Jaremko, M., Jaremko, L., Mazur, A., Makowski, M., & Lisowski, M. (2013). Enhanced beta-turn conformational stability of tripeptides containing Delta Phe in cis over trans configuration. Amino Acids, 45(4), 865-875. doi:10.1007/s00726-013-1534-9.
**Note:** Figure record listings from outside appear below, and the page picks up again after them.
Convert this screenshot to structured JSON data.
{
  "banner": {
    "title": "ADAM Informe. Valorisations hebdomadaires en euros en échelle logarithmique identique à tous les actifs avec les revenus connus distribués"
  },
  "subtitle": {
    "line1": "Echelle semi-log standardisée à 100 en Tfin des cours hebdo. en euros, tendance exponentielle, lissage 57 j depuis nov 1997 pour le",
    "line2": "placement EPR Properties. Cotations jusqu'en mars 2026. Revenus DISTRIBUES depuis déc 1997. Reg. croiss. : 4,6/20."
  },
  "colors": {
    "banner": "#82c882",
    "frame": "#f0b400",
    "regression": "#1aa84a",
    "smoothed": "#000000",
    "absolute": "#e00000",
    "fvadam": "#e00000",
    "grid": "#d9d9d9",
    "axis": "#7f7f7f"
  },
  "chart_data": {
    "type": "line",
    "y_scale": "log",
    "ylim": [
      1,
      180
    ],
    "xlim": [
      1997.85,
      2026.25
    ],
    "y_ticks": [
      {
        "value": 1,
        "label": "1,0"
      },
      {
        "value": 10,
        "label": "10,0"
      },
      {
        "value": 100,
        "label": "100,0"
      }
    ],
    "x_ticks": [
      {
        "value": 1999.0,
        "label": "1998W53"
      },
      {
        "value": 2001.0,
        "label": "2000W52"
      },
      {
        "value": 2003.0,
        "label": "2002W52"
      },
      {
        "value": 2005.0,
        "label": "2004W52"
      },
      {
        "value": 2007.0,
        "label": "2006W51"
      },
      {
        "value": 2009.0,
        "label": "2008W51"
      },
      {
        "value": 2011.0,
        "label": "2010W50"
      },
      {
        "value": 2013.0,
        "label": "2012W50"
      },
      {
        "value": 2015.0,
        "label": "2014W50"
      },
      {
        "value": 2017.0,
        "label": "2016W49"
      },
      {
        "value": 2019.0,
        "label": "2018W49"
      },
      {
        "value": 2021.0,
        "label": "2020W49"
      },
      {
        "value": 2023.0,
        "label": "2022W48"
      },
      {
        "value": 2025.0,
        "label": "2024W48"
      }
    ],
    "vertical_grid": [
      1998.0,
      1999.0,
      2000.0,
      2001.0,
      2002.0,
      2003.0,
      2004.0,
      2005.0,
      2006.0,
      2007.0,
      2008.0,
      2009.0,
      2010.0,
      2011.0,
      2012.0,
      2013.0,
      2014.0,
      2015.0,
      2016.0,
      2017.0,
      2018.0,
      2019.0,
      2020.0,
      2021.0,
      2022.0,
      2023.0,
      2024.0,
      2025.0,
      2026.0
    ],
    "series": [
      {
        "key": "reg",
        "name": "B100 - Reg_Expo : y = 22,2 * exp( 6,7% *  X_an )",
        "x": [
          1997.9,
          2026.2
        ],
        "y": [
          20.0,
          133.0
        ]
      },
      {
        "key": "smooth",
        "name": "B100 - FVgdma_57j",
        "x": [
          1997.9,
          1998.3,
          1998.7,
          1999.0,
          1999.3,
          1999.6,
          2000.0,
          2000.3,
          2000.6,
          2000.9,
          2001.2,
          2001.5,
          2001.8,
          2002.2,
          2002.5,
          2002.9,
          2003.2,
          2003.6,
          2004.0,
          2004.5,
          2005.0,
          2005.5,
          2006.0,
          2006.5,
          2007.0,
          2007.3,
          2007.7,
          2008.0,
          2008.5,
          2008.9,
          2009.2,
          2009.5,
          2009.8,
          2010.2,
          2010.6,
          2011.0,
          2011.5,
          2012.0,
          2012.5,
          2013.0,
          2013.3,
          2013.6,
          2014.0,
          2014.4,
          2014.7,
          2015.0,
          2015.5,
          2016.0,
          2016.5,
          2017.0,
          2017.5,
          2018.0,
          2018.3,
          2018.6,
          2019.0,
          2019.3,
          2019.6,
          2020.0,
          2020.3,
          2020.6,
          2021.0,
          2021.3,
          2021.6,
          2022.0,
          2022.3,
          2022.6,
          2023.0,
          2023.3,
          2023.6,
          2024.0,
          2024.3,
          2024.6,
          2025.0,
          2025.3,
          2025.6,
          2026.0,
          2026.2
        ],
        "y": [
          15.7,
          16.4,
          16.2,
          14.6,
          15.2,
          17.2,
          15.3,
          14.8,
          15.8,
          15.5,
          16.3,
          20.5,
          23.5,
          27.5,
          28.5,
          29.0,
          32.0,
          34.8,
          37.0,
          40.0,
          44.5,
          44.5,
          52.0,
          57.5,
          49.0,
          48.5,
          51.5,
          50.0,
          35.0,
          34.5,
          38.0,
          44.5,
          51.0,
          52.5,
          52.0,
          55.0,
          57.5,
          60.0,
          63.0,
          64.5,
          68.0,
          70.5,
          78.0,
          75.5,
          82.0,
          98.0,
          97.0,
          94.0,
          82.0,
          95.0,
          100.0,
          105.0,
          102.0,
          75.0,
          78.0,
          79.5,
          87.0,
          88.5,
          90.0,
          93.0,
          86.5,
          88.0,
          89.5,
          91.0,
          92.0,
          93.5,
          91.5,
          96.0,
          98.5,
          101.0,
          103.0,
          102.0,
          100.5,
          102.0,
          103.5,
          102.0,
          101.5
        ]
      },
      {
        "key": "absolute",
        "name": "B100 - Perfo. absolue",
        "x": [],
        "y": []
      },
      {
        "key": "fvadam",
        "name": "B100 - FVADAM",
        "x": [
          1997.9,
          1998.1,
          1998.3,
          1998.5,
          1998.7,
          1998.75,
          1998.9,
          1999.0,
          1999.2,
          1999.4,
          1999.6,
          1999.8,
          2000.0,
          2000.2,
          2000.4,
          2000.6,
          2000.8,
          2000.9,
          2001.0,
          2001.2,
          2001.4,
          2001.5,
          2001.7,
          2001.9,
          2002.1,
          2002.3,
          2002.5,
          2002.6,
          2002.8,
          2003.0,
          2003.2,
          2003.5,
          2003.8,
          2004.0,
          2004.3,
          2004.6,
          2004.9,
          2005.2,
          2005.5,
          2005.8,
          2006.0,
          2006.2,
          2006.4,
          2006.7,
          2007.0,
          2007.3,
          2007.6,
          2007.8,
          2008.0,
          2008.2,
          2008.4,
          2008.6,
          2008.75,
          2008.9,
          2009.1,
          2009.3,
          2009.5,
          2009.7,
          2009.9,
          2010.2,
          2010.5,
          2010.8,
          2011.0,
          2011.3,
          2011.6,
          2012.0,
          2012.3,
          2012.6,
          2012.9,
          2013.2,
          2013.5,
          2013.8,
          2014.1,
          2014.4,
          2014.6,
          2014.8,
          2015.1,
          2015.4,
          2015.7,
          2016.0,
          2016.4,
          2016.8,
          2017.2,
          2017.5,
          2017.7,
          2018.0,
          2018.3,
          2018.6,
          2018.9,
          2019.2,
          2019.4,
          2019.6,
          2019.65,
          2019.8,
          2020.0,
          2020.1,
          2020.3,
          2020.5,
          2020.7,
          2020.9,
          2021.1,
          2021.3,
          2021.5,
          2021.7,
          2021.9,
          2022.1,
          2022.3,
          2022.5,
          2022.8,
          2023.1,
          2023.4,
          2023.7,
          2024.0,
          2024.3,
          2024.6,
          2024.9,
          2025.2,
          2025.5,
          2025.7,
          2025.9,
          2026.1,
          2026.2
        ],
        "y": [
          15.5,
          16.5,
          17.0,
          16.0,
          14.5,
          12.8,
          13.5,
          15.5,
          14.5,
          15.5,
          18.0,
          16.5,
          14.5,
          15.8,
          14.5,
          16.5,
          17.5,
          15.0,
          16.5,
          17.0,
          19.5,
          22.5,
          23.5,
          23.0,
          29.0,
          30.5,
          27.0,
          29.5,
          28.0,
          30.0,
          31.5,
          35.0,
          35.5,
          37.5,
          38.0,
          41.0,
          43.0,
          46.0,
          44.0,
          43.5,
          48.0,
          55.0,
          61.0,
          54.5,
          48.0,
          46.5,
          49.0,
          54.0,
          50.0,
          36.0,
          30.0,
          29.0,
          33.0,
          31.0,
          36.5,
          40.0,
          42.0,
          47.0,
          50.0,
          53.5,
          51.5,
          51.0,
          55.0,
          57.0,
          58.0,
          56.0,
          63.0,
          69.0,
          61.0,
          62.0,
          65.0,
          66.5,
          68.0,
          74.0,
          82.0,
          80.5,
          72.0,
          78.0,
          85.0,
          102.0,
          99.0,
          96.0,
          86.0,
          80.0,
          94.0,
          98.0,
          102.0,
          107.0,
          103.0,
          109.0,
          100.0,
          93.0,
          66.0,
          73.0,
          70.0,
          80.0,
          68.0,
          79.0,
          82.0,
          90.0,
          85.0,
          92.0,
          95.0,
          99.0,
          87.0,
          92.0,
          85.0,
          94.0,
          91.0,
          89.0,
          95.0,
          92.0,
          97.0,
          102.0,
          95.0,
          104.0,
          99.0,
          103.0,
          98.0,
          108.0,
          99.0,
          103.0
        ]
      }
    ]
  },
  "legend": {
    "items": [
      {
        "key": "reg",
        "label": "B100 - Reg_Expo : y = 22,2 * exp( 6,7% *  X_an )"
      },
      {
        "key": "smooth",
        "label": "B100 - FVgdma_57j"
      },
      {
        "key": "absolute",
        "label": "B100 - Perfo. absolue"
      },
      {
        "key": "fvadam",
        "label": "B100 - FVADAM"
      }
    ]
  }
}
Cite as: http://hdl.handle.net/11858/00-001M-0000-0014-6A35-1
Abstract
Conformations of three pairs of dehydropeptides with the opposite configuration of the Delta Phe residue, Boc-Gly-Delta(Z/E)Phe-Phe-p-NA (Z- p -NA and E- p -NA), Boc-Gly-Delta(Z/E)Phe-Phe-OMe (Z-OMe and E-OMe), and Boc-Gly-Delta(Z/E)Phe-Phe-OH (Z-OH and E-OH) were compared on the basis of CD and NMR studies in MeOH, TFE, and DMSO. The CD results were used as the additional input data for the NMR-based calculations of the detailed solution conformations of the peptides. It was found that Z- p -NA, E- p -NA, Z-OMe, and Z-OH adopt the beta-turn conformations and E-OMe and E-OH are unordered. There are two overlapping type III beta-turns in Z- p -NA, type II' beta-turn in E- p -NA, and type II beta-turn in Z-OMe and Z-OH. The results obtained indicate that in the case of methyl esters and peptides with a free carboxyl group, Delta(Z)Phe is a much stronger inducer of ordered conformations than Delta(E)Phe. It was also found that temperature coefficients of the amide protons are not reliable indicators of intramolecular hydrogen bonds donors in small peptides.